“我知道。”
他認真地說,“不要名分,柔,我不要名分。”
好像一個心甘情愿被渣的可憐人。
反正他只承諾當下不要,沒說以后也不要。
唐柔又低低地笑起來。
纖弱的肩膀震顫不停,惹得那些觸手再一次黏糊糊地爬上她的身體,悄悄地用吸盤吮吻她的皮膚,親昵而眷戀。
“我沒有丈夫”唐柔低聲說,“也不會有情人。”
“嗯。”他點點頭,主動回答,“有我就夠了。

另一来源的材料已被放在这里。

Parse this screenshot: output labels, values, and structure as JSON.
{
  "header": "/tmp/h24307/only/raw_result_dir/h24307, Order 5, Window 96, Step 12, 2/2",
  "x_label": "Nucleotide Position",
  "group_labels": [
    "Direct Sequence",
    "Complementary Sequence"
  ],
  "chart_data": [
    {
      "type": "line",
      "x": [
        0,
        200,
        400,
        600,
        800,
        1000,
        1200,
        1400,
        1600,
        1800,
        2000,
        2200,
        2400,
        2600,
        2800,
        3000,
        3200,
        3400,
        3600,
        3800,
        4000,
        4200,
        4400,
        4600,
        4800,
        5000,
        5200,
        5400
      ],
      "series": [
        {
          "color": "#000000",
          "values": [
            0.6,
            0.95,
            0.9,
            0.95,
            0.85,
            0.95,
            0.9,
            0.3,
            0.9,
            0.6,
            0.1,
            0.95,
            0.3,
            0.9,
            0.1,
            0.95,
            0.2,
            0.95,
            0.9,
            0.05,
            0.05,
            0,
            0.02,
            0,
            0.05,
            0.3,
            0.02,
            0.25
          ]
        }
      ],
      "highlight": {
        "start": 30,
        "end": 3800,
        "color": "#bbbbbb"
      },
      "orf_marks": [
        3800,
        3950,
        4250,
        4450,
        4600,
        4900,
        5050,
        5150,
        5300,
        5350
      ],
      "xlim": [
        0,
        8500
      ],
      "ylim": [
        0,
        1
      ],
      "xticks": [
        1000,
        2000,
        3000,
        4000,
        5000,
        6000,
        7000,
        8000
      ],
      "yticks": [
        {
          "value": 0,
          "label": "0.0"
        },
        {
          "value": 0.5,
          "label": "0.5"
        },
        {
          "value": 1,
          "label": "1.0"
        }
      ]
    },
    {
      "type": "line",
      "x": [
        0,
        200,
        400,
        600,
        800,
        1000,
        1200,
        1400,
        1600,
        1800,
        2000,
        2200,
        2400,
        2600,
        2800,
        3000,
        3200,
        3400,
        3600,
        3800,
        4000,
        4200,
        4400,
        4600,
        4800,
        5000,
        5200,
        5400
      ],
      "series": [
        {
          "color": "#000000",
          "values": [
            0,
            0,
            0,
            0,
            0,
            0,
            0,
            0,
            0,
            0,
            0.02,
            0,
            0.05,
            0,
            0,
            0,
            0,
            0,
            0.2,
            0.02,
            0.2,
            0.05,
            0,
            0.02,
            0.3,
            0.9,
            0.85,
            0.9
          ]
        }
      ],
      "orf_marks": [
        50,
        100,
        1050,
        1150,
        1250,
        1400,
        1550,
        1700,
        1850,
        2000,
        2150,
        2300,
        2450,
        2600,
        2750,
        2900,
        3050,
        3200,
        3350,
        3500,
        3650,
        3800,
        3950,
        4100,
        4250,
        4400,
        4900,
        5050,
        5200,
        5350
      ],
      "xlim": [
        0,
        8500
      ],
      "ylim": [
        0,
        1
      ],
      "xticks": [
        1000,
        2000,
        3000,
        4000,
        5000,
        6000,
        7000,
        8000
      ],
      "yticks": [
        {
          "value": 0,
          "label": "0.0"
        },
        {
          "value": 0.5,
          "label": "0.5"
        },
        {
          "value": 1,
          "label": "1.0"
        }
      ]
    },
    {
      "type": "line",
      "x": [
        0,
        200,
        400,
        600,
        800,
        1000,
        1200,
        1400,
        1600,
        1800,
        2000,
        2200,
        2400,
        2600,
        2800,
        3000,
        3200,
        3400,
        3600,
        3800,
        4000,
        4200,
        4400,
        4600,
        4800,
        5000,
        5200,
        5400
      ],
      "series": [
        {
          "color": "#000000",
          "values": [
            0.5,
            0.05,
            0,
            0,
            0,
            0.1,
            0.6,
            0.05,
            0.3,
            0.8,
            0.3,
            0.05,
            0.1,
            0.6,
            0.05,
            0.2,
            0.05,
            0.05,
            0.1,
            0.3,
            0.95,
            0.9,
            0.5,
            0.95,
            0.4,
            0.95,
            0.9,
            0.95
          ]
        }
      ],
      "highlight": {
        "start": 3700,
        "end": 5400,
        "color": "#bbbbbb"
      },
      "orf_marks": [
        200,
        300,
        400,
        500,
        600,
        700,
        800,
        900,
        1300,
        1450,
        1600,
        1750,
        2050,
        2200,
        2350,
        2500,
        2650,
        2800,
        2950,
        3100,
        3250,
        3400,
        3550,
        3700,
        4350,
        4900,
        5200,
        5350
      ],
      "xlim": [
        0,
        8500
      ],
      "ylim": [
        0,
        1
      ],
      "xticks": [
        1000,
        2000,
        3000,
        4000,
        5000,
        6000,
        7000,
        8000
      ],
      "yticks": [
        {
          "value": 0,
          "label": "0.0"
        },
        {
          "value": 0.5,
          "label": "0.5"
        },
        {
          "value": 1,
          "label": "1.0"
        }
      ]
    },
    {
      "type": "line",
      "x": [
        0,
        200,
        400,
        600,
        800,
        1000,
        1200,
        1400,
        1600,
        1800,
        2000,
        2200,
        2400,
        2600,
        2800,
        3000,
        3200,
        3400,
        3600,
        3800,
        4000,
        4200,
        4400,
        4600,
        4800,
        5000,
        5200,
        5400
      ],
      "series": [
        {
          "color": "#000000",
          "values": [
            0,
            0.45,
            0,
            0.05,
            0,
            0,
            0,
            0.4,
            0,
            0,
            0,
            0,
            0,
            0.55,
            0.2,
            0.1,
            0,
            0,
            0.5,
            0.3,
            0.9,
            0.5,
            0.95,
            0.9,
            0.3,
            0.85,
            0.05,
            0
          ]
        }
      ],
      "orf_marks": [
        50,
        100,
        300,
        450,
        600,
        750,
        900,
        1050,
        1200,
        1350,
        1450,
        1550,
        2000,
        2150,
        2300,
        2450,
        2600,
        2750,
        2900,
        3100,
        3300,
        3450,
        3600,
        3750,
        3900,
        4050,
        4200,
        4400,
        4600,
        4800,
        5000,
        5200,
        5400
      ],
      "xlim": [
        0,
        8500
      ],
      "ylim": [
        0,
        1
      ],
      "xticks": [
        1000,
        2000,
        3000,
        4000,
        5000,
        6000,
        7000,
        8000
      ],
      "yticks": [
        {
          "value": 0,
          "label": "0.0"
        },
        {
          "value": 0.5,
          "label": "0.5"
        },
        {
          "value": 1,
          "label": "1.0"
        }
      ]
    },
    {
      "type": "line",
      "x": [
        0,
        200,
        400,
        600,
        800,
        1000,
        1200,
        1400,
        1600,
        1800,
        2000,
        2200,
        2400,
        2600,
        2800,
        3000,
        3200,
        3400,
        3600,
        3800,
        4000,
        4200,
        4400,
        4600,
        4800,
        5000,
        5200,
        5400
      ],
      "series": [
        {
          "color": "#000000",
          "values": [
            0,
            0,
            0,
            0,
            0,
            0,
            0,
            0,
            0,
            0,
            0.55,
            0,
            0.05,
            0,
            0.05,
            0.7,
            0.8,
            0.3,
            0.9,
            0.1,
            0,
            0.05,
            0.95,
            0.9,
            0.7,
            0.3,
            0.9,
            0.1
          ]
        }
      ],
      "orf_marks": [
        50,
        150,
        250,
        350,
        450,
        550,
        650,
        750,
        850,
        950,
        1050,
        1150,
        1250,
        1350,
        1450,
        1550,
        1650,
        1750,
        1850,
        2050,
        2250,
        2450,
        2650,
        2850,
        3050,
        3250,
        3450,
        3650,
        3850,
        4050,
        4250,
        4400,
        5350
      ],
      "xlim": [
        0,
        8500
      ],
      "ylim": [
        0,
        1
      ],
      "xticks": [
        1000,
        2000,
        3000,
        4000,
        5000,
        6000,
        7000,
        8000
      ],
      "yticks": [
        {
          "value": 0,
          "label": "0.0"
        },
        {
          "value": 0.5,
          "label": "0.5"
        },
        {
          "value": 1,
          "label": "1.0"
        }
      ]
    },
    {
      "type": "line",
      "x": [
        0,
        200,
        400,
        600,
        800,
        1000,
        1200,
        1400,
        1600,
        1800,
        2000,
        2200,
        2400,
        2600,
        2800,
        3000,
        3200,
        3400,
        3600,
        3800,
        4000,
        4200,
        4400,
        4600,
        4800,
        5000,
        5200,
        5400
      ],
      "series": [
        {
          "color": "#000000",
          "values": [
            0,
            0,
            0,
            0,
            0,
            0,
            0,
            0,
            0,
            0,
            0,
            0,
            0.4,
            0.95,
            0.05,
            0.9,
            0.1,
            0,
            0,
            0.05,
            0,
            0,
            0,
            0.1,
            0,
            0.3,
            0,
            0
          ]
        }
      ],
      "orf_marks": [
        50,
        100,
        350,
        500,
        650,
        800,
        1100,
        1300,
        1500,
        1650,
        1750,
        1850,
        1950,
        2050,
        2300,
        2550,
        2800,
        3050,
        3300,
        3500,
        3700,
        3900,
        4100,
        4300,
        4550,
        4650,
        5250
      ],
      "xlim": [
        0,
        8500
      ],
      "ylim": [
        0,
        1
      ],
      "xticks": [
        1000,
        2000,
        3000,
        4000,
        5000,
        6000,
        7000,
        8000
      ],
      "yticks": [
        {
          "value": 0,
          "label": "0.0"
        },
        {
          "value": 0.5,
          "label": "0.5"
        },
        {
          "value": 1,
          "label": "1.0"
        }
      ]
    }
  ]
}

”
“......”
唐柔選擇性地跳過這個話題。
手被纏住,抬了起來。
指間掛著絲絲縷縷亮晶晶的潤澤,蒼白英俊的青年眼下泛起薄薄的藍色痕跡,抓住她的手,一不發地盯著。
唐柔本來以為他不懂。
現在他都懂,那事情就變得不一樣了。
在她抓狂之前,阿爾菲諾拉著她來到洗浴間,藍著眼瞼給她擦手。
唐柔抿著唇裝死。
直到洗完了手,冰冷的唇在掌心吻了吻。
“紅了。”
他喃喃自語,“我做的、太過分了。”
唐柔挑眉,“你還知道?”
對方選擇性失聰。
人類的手很小,手指纖細,皮膚很薄,能夠看到下面的血管。